Вскоре все стало успокаиваться. К полудню огонь в лагере унялся. От реки пришло еще девять десятков кавалеристов. Капитан, который привел их, сообщил, что дальше грузиться будут быстрее.
– Отчего же поначалу так долго грузились? – строго и с укором спросил генерал ни в чем не повинного кавалериста.
– Место было плохое, господин генерал, – отвечал офицер.
– Как же плохое, – чуть не орал кавалер, – я сам его глядел. Чего там плохого, берег полог, и глубина есть, чтобы баржи подошли.
– В том-то и дело, господин генерал, что глубины там и не хватило, – объяснял офицер. – Первая баржа подошла, эскадрон в нее погрузился, а баржа от груза так на дно села, что ее и не столкнуть было. Не смогли ее от берега оттолкнуть, пришлось выгружать всех, или иначе пришлось бы по десять человек через реку в барже возить. Начали искать место поглубже; пока капитан Мильке такое обнаружил, пока баржи туда подогнали… А там места мало, лишь две к берегу встать могут… Вот так и долго вышло.
Волков молчал. Вот что значит война – всякая ничтожная мелочь, всякое незначительное дело, все, что хорошо придумано, может этак на взмах и перечеркнуть. Хорошо, что Мильке додумался новое место найти, а не стал гонять полупустые баржи. Непросто все-таки быть генералом. Непросто.
– Хорошо, – наконец сказал генерал, – сколько людей с вами прибыло?
– Девять десятков, – отвечал капитан.
– Фон Реддернауф ушел гнать врага, а мне нужны дозоры, идите сюда. – Кавалер подозвал капитана к карте, стал ему показывать. – Вот мы тут, у Милликона, вот дорога… Надобно мне знать, что творится в округе. Один разъезд пошлете сюда, на восток, по дороге; один сюда, на запад и один на юг – правда, туда ушел ваш майор, но все равно езжайте, ему там не до дозоров. Вам все ясно, капитан?
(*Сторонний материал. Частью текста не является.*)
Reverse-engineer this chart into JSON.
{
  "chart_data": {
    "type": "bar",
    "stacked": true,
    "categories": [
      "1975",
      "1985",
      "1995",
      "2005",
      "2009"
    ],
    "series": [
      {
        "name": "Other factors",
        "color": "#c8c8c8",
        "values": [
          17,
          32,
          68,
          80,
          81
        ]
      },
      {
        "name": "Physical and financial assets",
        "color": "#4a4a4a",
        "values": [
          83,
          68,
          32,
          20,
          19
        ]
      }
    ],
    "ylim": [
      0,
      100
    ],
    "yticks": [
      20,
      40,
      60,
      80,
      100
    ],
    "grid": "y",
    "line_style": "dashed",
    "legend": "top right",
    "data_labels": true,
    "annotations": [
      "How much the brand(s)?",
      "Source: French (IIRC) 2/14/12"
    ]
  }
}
– Ясно, отправлю по двадцать человек в каждый разъезд. Сам поеду на восток.
– Лучше вы езжайте на запад, – настоял генерал.
– Будет исполнено, – отвечал кавалерист.
Глава 5
Капитаны принесли сводки потерь по ротам. Это даже слушать было неприятно: полк Брюнхвальда потерял убитыми и ранеными двести человек, включая двенадцать арбалетчиков, к ним еще три десятка из роты Фильсбибурга. А Роха и Вилли – почти шестьдесят человек. Осталось чуть больше двухсот пятидесяти стрелков. Потери были огромны, учитывая, что восполнить их негде.
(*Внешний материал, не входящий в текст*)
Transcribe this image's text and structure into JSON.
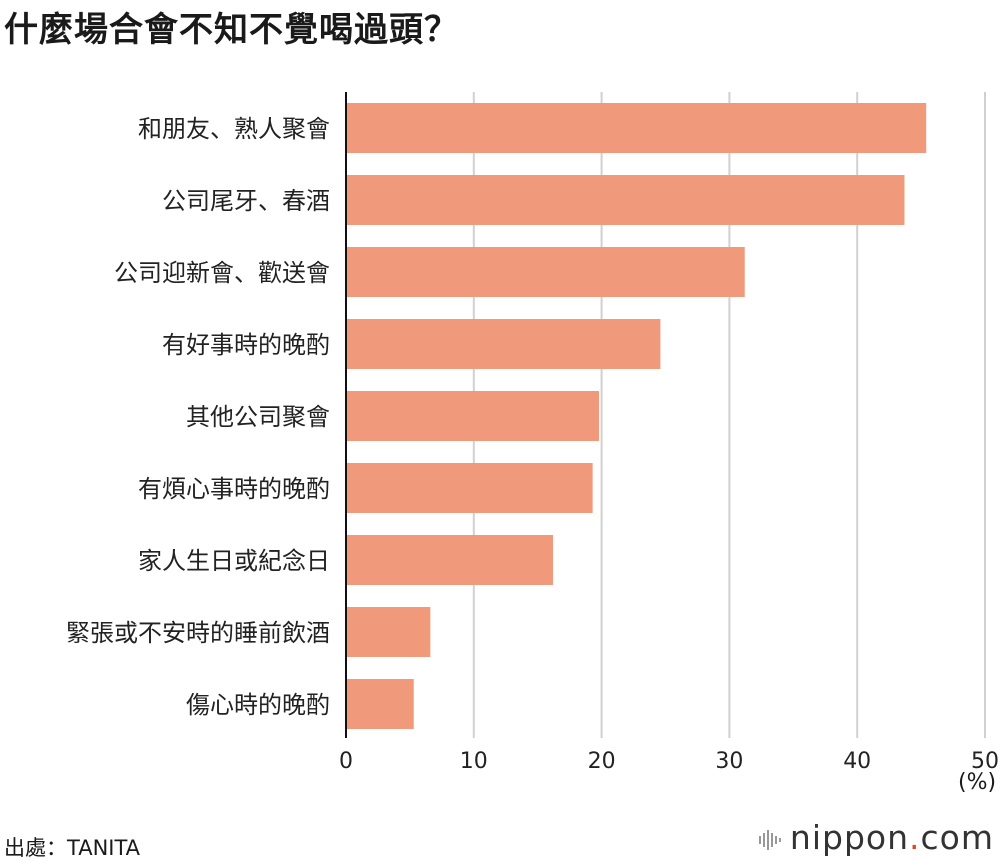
{
  "title": "什麼場合會不知不覺喝過頭？",
  "source": "出處：TANITA",
  "brand": {
    "name": "nippon",
    "dot": ".",
    "suffix": "com"
  },
  "unit": "(%)",
  "colors": {
    "bar": "#f09a7b",
    "grid": "#d0d0d0",
    "axis": "#111111",
    "brand_dot": "#e0471f"
  },
  "chart_data": {
    "type": "bar",
    "orientation": "horizontal",
    "title": "什麼場合會不知不覺喝過頭？",
    "categories": [
      "和朋友、熟人聚會",
      "公司尾牙、春酒",
      "公司迎新會、歡送會",
      "有好事時的晚酌",
      "其他公司聚會",
      "有煩心事時的晚酌",
      "家人生日或紀念日",
      "緊張或不安時的睡前飲酒",
      "傷心時的晚酌"
    ],
    "values": [
      45.4,
      43.7,
      31.2,
      24.6,
      19.8,
      19.3,
      16.2,
      6.6,
      5.3
    ],
    "xlim": [
      0,
      50
    ],
    "xticks": [
      0,
      10,
      20,
      30,
      40,
      50
    ],
    "xlabel": "(%)",
    "grid": true
  }
}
– Раненых тут держать нет смысла, – сказал Волков, насупившись, глядя на эти страшные числа. – Отвозите их на берег, пусть Мильке переправляет их на мою землю.
Чуть улучшила настроение весть одного из ротмистров, что пересчитал мертвых врагов, которых Волков приказал собрать в одном месте. Их оказалось почти три сотни. То есть люди Брюнхвальда и Рохи с небольшим участием кавалериста фон Реддернауфа убили больше врагов, чем потеряли сами. Когда Волков заметил это и сказал о том Брюнхвальду, полковник задумался – сидел, щурился, взял еще раз у кавалера бумагу с докладами, поднес ее к самому своему носу. Седеющие волосы прибиты подшлемником, большие уши, доброе лицо простофили… Если бы не доспех, так и не подумать, что этот спокойный человек всю свою жизнь воюет. Карл наконец поднял глаза от бумаги и заговорил.
– Мушкеты, – сказал он и, чуть подумав, добавил: – Никакая броня не держит мушкетную пулю. Никакая! Кавалерия их построиться хотела у нас на фланге, так Роха подошел на сто шагов и смахнул ее, как крошки со стола.
Роха кивал, соглашаясь, он уже нашел где-то вино и отпивал теперь из кувшинчика.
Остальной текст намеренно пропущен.